Most troubling, the report notes that emergency rooms "have a wide variation in their capability to care for pediatric patients with MBH conditions," and that "There is often inconsistent screening for self-harm risks and substance use in patients presenting for both mental health concerns and other complaints."
Dr. Willough Jenkins, medical director of emergency and consultation psychitry at Rady Children's Hospital in San Diego, told NBC News that the number of kids seeking psychiatric emergency care in her ER has increased thirty-fold in recent years. "The volume is astronomical, and I don't know that people fully understand how many people are struggling," Jenkins said.
The policy statement issued by the healthcare groups called for a lengthy list of reforms and additional sources of funding, including drastic expansion of telehealth services for psychiatry, better communication among hospitals, and better training for hospital personnel on how to handle kids with mental and behavioral health issues.

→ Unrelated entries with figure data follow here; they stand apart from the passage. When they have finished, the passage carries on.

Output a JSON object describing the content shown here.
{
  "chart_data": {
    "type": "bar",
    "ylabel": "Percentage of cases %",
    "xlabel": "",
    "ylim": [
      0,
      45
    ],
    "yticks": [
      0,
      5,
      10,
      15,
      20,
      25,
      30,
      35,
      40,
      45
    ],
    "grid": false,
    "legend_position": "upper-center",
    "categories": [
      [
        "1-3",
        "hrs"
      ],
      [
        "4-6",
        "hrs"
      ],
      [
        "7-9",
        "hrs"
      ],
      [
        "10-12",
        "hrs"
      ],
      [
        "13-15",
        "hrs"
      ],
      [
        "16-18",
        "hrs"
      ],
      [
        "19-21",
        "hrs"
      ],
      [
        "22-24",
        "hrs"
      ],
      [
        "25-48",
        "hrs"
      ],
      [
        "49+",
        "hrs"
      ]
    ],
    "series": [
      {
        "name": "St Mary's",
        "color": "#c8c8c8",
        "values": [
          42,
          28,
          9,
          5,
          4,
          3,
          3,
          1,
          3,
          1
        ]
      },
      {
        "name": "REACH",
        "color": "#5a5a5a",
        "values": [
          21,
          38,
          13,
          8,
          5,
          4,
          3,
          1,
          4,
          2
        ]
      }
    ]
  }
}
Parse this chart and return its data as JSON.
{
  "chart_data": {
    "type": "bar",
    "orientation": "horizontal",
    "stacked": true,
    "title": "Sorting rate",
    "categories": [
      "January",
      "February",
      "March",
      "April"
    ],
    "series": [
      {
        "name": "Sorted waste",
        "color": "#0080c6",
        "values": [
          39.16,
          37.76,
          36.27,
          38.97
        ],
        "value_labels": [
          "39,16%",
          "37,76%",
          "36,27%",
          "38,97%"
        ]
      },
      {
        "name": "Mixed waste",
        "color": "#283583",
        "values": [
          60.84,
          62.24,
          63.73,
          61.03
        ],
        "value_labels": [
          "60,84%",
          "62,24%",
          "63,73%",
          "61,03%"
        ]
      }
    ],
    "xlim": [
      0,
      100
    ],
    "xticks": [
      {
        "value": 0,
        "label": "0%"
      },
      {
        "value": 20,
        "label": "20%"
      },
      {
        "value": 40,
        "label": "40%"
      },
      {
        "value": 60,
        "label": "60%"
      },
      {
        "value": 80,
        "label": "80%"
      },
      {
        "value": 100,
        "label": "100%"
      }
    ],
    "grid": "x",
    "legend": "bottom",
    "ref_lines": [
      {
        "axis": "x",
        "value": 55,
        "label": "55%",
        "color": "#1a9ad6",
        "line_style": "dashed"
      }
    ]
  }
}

Dr. Mohsen Saidinejad, professor of emergency medicine and pediatrics at the David Geffen School of Medicine at the University of California, Los Angeles, told NBC News, "The scope of this problem is really great, but our ability to solve it is not there."
Other studies, including a February study from the CDC, have also noted the skyrocketing rates of mental health issues among those under the age of 18 in America. Many studies have also noted that these trends increased sharply with the COVID-19 pandemic and associated lockdowns, which are believed to have had a seriously deleterious effect on mental health overall.